Я специально заострил внимание читателя на девушках, работницах авиации по двум причинам: во-первых, потому, что во всех книгах о военной авиации любого жанра, в мемуарах, полухудожественных — аналогичных моей, художественных, о них ни слова, будто их там и не было, во-вторых, своим самоотверженным трудом они тоже внесли немалый вклад в борьбу за Победу и тоже имеют право на то, чтобы их имена были среди мужчин-фронтовиков, обрели бессмертие.
То фронтовое лето 1944 года для нашего полка штурмовой авиации оказалось исключительно знаменательным, ему было присвоено звание «Гвардейский, Львовский». Важным событием ознаменовался он и в моей фронтовой биографии: мне было присвоено высокое звание Героя Советского Союза. Продвинулся я к тому времени и по службе — от командира звена, замкомандира эскадрильи до командира эскадрильи и был уже в звании капитана. Назначение комэском — такое доверие командования было, как я уверен, не случайно. Я заслужил его, доказав свои способности в боях, в схватках с врагом, штурмовках — в общем, в выполнении сложнейших боевых заданий командования в качестве персонального летчика-штурмовика, командира и обязательно ведущего эскадрильи почти во всех операциях, проведенных за этот год.

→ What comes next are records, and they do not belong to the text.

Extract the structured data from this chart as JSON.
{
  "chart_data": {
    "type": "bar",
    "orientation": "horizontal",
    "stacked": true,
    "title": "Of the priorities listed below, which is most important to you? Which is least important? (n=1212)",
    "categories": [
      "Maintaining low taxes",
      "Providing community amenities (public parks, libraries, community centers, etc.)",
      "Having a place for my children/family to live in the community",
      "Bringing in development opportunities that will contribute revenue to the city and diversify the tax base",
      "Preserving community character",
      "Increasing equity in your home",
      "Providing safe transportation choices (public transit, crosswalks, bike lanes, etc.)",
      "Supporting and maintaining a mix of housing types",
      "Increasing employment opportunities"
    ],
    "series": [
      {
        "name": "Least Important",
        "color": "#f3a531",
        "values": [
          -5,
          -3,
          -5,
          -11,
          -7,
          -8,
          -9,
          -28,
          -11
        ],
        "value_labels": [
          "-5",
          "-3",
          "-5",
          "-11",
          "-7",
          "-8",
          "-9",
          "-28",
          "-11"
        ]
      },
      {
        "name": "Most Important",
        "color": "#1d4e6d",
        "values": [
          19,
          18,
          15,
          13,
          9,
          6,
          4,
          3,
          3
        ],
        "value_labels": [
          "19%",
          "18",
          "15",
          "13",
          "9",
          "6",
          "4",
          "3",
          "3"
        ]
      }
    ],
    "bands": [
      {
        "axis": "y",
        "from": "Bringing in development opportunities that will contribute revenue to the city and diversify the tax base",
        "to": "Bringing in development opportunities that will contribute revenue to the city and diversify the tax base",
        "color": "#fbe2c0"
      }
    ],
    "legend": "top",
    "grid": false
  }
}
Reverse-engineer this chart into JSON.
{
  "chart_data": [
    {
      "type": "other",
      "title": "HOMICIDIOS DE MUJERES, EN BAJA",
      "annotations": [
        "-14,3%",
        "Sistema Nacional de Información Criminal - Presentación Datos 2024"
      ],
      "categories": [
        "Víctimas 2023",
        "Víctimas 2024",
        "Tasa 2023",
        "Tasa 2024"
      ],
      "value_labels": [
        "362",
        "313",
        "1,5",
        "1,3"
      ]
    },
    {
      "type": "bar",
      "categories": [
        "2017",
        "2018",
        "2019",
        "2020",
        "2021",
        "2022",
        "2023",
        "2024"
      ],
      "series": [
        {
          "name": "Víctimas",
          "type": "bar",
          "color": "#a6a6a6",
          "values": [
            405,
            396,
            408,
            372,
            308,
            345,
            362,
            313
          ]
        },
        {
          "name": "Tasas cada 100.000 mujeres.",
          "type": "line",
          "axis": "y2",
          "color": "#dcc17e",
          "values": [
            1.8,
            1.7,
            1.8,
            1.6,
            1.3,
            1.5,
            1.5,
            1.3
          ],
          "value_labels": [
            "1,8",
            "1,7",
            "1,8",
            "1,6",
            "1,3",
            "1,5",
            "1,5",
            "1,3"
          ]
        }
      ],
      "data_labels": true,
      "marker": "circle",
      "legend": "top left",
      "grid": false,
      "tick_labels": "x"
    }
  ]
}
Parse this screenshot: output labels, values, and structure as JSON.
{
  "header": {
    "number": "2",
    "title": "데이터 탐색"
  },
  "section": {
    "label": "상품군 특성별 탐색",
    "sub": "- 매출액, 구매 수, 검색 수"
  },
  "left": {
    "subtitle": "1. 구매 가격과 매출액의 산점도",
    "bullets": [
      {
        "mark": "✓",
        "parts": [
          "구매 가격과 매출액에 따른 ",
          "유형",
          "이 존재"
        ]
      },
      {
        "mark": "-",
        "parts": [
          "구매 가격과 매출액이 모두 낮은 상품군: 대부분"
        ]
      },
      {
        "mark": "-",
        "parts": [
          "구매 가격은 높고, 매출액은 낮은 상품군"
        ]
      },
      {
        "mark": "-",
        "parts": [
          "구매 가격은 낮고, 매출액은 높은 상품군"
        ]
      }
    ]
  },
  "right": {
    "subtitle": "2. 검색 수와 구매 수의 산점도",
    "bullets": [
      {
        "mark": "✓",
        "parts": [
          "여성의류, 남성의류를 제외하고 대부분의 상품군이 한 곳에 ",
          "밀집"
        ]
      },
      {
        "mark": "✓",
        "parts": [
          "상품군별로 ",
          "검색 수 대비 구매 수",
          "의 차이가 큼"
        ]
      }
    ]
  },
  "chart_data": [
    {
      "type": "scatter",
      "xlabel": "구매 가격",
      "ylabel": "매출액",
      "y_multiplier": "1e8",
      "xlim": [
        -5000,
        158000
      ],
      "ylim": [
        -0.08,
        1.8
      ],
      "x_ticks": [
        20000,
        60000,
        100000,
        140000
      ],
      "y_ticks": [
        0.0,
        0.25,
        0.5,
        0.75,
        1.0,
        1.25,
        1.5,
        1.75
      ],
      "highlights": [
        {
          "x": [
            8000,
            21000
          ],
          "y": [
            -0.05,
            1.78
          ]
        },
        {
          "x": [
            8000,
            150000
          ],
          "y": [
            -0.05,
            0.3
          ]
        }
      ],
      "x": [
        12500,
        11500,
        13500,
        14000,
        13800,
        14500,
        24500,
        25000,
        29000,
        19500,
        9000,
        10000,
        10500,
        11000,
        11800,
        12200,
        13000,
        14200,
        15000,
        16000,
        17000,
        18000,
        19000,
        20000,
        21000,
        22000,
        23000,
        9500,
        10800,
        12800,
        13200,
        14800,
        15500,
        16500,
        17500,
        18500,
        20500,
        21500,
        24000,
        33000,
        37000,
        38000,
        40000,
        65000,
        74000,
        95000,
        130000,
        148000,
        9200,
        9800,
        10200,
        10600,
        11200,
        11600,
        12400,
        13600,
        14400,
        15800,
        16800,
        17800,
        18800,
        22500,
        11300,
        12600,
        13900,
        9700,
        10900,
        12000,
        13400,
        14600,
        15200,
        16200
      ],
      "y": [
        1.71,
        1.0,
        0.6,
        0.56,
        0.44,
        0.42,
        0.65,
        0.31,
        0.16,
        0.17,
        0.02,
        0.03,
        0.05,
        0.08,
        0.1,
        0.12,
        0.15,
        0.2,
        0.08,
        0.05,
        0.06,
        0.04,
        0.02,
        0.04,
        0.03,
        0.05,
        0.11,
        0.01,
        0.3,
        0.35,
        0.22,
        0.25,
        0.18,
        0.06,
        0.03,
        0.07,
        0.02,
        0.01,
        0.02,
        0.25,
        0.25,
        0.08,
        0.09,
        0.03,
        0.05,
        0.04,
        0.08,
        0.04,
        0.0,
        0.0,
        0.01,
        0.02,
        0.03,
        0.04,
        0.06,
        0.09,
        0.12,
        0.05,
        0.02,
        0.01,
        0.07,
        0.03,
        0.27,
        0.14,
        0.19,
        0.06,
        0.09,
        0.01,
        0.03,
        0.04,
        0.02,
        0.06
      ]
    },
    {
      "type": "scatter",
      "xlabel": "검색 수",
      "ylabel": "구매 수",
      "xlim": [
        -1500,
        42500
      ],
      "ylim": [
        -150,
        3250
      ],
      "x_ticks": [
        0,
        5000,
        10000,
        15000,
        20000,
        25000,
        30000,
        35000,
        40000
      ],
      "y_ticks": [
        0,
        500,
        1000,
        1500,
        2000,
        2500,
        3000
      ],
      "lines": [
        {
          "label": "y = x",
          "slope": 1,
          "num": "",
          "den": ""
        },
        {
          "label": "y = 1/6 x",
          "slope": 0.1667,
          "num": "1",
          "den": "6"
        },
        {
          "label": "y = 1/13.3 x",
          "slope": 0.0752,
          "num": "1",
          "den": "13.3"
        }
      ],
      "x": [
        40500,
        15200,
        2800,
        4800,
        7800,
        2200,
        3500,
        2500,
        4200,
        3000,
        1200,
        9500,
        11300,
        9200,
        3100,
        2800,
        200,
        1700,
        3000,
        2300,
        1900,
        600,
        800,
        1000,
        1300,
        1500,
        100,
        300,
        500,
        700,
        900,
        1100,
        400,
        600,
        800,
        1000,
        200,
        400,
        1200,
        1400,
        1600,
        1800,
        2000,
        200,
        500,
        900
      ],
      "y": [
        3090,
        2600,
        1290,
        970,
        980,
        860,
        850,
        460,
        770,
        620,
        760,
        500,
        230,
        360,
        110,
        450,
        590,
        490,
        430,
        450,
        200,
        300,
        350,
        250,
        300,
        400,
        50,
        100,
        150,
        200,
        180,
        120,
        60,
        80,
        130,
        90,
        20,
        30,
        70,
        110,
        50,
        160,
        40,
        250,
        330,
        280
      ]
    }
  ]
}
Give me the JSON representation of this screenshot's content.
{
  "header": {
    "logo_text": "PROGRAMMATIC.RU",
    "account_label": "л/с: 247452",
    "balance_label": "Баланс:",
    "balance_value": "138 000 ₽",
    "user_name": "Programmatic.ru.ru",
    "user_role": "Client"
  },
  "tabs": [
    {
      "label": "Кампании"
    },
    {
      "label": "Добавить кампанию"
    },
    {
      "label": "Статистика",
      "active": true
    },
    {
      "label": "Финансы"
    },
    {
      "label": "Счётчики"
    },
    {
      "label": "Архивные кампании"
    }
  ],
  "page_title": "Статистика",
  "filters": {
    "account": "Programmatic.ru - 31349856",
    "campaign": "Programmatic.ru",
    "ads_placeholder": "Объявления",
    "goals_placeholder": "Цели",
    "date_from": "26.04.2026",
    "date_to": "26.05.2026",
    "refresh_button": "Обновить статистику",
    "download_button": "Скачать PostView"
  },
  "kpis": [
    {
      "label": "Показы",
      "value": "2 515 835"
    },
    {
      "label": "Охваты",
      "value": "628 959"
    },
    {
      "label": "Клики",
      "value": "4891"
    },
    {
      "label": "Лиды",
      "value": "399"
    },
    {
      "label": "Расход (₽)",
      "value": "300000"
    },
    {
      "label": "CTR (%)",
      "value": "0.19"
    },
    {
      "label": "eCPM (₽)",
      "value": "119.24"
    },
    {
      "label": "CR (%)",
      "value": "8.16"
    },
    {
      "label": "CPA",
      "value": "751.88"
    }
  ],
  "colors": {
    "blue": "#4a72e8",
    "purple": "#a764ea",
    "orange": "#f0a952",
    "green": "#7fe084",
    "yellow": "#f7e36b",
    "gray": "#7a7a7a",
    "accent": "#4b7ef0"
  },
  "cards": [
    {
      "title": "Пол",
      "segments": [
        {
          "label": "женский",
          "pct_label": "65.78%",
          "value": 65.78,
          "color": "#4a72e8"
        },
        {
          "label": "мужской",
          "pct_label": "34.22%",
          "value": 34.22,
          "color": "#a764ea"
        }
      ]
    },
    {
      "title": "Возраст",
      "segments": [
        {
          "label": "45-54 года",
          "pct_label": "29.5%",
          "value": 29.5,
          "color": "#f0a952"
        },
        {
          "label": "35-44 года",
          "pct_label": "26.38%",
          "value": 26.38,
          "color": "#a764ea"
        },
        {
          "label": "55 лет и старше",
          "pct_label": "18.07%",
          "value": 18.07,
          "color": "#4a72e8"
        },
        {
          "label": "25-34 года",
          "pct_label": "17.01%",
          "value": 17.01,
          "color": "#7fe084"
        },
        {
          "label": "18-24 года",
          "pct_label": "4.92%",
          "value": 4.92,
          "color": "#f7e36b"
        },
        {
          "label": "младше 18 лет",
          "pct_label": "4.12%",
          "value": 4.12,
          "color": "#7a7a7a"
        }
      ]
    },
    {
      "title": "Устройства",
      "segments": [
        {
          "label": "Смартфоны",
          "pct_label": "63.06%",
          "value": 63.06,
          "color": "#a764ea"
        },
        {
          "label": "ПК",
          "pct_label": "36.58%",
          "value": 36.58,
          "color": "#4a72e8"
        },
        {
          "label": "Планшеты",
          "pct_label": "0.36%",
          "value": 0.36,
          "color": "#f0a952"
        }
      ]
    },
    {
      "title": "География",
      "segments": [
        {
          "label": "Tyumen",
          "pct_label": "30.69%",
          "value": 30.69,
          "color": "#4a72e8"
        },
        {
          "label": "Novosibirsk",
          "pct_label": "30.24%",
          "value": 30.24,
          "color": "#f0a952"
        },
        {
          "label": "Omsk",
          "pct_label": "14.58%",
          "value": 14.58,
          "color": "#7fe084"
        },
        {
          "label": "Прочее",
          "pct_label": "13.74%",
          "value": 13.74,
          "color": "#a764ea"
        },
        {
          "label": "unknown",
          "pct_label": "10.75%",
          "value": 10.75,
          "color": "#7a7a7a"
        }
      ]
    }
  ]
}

К тому времени, по свидетельству летной книжки «Бегельдинов совершил более ста тридцати успешно проведенных боевых вылетов, за что был удостоен ордена Отечественной войны II степени, ордена Красного Знамени, ордена Славы III степени, орденом Красного Знамени». Здесь же, в летной книжке, краткие записи в трех-четырех словах фиксирующие суть выполненных заданий и результат. Вот одна из них:
«17.5.44. Выполняя задание по разведке группа Т. Бегельдинова обнаружила в районе Шевченково, на станции, эшелон с техникой и боеприпасами. Несмотря на яростные атаки фашистских истребителей «Фоккевульфов», сбросила бомбы точно на цели, сожгла эшелон, вывела из строя выходные стрелки на линии, прервав движение поездов и, что не менее важно, звено полностью уничтожило всю оборудованную на станции противовоздушную оборону, разгромив все зенитные установки. Это дало возможность вылетевшим следом звеньям штурмовиков добивать, громить станцию беспрепятственно. План фашистского командования развернуть из этого района контрнаступление был сорван.
О величине ответственности, возложенной на плечи вновь назначенного двадцатилетнего паренька, можно судить по объему работы. В составе эскадрильи три-четыре звена, в каждом по три-четыре «ИЛа» с экипажем из двух человек — летчик и стрелок. Это — норма, но в первой эскадрильи было и до восемнадцати-двадцати машин, по численности же личного состава эскадрилья приравнивается к пехотному батальону.
С новым назначением в моей жизни изменилось все. Если раньше, получив самолет, определив свое место в звене, в общем строю я нес ответственность перед командиром только за него, за умение использовать боевую машину, мощность ее мотора и вооружение, за выполнение заданий в одиночном полете, звеном и, конечно, еще я нес ответственность за себя самого. Это входило в каждое порученное мне боевое задание. При этом так и говорилось — сделай то-то, то-то, при этом сохрани машину от огня зенитчиков, от атак вражеских истребителей и точно по команде, в заданное время, кстати, нередко ограниченное запасом горючего, вернуться на аэродром.
Не очень усложнялись задачи у меня — командира звена: три-четыре твои машины, все на глазах — слева одна, справа две — или наоборот. Летчиков знаю — изучил как самого себя, потому и управляю звеном как будто своими двумя руками. Главное — слаженность в действиях экипажей. А она была, я старался постоянно добиваться ее.